Il y a lieu de distinguer la phase d’exécution budgétaire de la phase d’utilisation effective des fonds.

L’exécution budgétaire

Les crédits du chapitre 37-91 font l’objet d’ordonnancements en principe mensuels du secrétariat général du Gouvernement, visés par le contrôleur financier ; toutefois, pour les dépenses de la DGSE, le nombre d’ordonnances est en général supérieur et variable selon les années (17 en 1999 par exemple) du fait des ouvertures de crédits supplémentaires ou des " avances " consenties à partir des autres lignes (comme en 2001). Les crédits de l’article 10 (fonds spéciaux du Gouvernement) donnent lieu à virements sur un compte de dépôt ouvert à la paierie générale du Trésor au nom du Premier ministre ; ceux de l’article 20 (DGSE et dépenses diverses) viennent alimenter deux comptes à la Banque de France ouverts respectivement au nom de la DGSE et du Premier ministre.

On notera que le fractionnement des versements est plus marqué que ce que prévoyait l’article 42 de la loi du 27 avril 1946 selon lequel " les crédits applicables aux dépenses sur fonds spéciaux ne peuvent être ordonnancés, à l’avance, que pour une période de trois mois au maximum " ; mais rien n’interdirait semble-t-il, de modifier la périodicité mensuelle dès lors que la limite d’un quart des dotations versé chaque trimestre serait respectée.

L’utilisation effective des fonds

Elle est confiée aux délégataires du Premier ministre (le directeur et le chef du cabinet, le secrétaire général du Gouvernement et deux de ses collaborateurs) qui répartissent et gèrent les fonds en fonction des directives reçues. S’agissant des crédits de l’article 20 § 20 (dépenses diverses), le compte ouvert à la Banque de France sert notamment à créditer d’autres comptes dans le même établissement au nom des titulaires de la fonction de président de la République et de celle de Premier ministre ; ces comptes d’imputation définitive des dépenses sont fermés lors des changements de titulaires.

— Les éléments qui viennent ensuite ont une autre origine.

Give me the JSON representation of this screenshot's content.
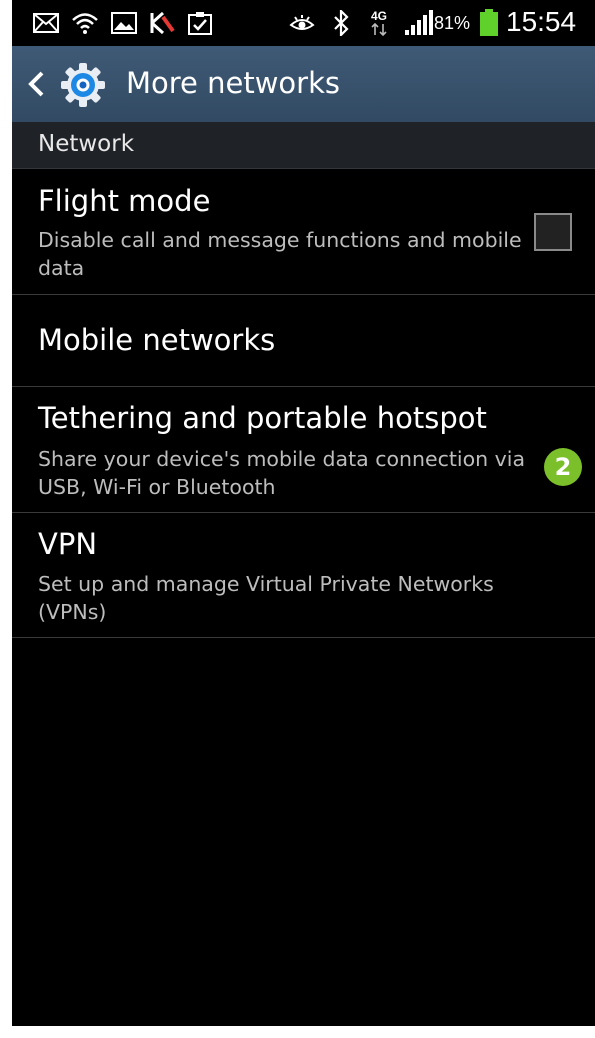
{
  "status_bar": {
    "battery_percent": "81%",
    "time": "15:54",
    "network_type": "4G",
    "icons": [
      "mail-icon",
      "wifi-calling-icon",
      "image-icon",
      "kaspersky-icon",
      "clipboard-check-icon",
      "eye-icon",
      "bluetooth-icon",
      "network-4g-icon",
      "signal-icon",
      "battery-icon"
    ]
  },
  "action_bar": {
    "title": "More networks",
    "back_icon": "chevron-left-icon",
    "app_icon": "settings-gear-icon"
  },
  "section": {
    "label": "Network"
  },
  "items": [
    {
      "title": "Flight mode",
      "summary": "Disable call and message functions and mobile data",
      "checkbox_checked": false
    },
    {
      "title": "Mobile networks"
    },
    {
      "title": "Tethering and portable hotspot",
      "summary": "Share your device's mobile data connection via USB, Wi-Fi or Bluetooth"
    },
    {
      "title": "VPN",
      "summary": "Set up and manage Virtual Private Networks (VPNs)"
    }
  ],
  "annotation_badge": "2",
  "colors": {
    "action_bar": "#3a5370",
    "background": "#000000",
    "badge": "#7bbf2a",
    "battery": "#5fd12a"
  }
}
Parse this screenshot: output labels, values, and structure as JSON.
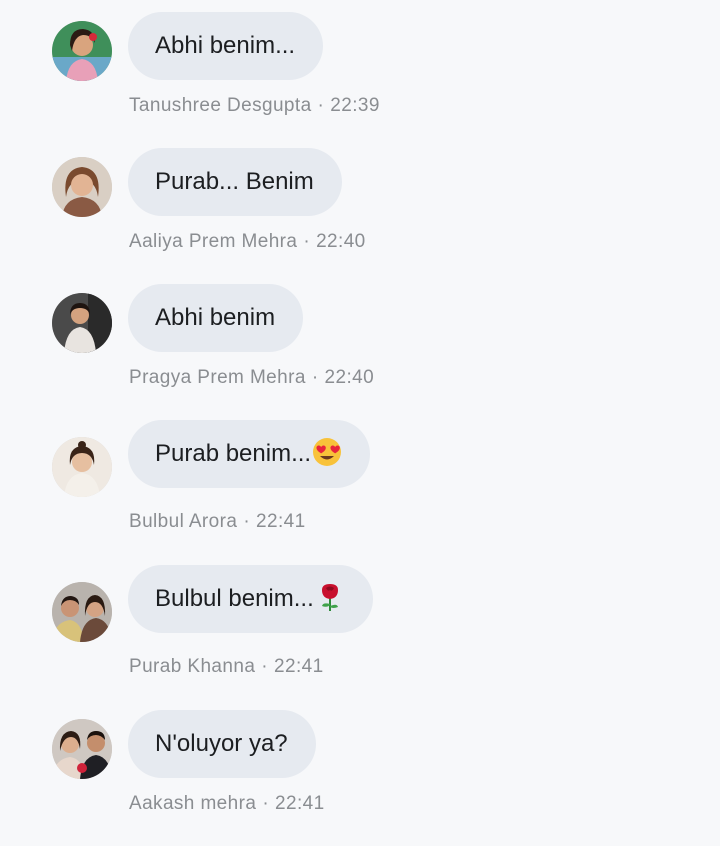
{
  "colors": {
    "background": "#f7f8fa",
    "bubble": "#e6eaf0",
    "message_text": "#1c1e21",
    "meta_text": "#8a8d91"
  },
  "messages": [
    {
      "author": "Tanushree Desgupta",
      "time": "22:39",
      "text": "Abhi benim...",
      "emoji": "",
      "avatar_icon": "avatar-photo-icon"
    },
    {
      "author": "Aaliya Prem Mehra",
      "time": "22:40",
      "text": "Purab... Benim",
      "emoji": "",
      "avatar_icon": "avatar-photo-icon"
    },
    {
      "author": "Pragya Prem Mehra",
      "time": "22:40",
      "text": "Abhi benim",
      "emoji": "",
      "avatar_icon": "avatar-photo-icon"
    },
    {
      "author": "Bulbul Arora",
      "time": "22:41",
      "text": "Purab benim...",
      "emoji": "heart-eyes-emoji",
      "avatar_icon": "avatar-photo-icon"
    },
    {
      "author": "Purab Khanna",
      "time": "22:41",
      "text": "Bulbul benim...",
      "emoji": "rose-emoji",
      "avatar_icon": "avatar-photo-icon"
    },
    {
      "author": "Aakash mehra",
      "time": "22:41",
      "text": "N'oluyor ya?",
      "emoji": "",
      "avatar_icon": "avatar-photo-icon"
    }
  ],
  "separator": "·"
}
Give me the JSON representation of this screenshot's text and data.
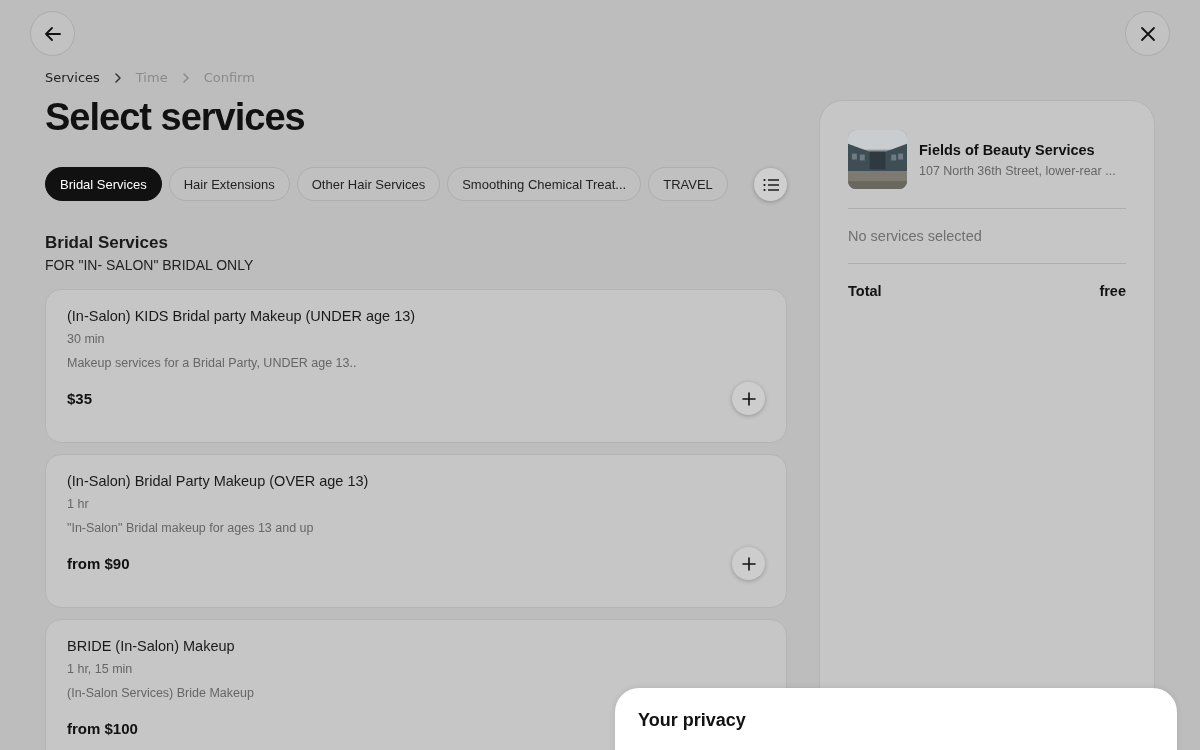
{
  "breadcrumb": [
    {
      "label": "Services",
      "selected": true
    },
    {
      "label": "Time",
      "selected": false
    },
    {
      "label": "Confirm",
      "selected": false
    }
  ],
  "title": "Select services",
  "categories": [
    {
      "label": "Bridal Services",
      "selected": true
    },
    {
      "label": "Hair Extensions",
      "selected": false
    },
    {
      "label": "Other Hair Services",
      "selected": false
    },
    {
      "label": "Smoothing Chemical Treat...",
      "selected": false
    },
    {
      "label": "TRAVEL",
      "selected": false
    }
  ],
  "section": {
    "title": "Bridal Services",
    "subtitle": "FOR \"IN- SALON\" BRIDAL ONLY"
  },
  "services": [
    {
      "name": "(In-Salon) KIDS Bridal party Makeup (UNDER age 13)",
      "duration": "30 min",
      "description": "Makeup services for a Bridal Party, UNDER age 13..",
      "price": "$35"
    },
    {
      "name": "(In-Salon) Bridal Party Makeup (OVER age 13)",
      "duration": "1 hr",
      "description": "\"In-Salon\" Bridal makeup for ages 13 and up",
      "price": "from $90"
    },
    {
      "name": "BRIDE (In-Salon) Makeup",
      "duration": "1 hr, 15 min",
      "description": "(In-Salon Services) Bride Makeup",
      "price": "from $100"
    }
  ],
  "summary": {
    "venue_name": "Fields of Beauty Services",
    "venue_address": "107 North 36th Street, lower-rear ...",
    "empty_text": "No services selected",
    "total_label": "Total",
    "total_value": "free"
  },
  "privacy": {
    "title": "Your privacy"
  }
}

Selon le communiqué du Premier ministre du 18 juillet 2001, l’essentiel des opérations est effectué par virement bancaire ou par chèque ; les retraits en espèces sur le compte Banque de France porteraient (en 2001) sur 76 MF au total (11,6 M€) mis à la disposition des cabinets du Premier ministre d’une part, des cabinets des ministres et secrétaires d’Etat d’autre part, auxquels les fonds sont transférés sous cette forme, par " enveloppes " mensuelles remises aux personnes désignées par les ministres (en général, les chefs de cabinet).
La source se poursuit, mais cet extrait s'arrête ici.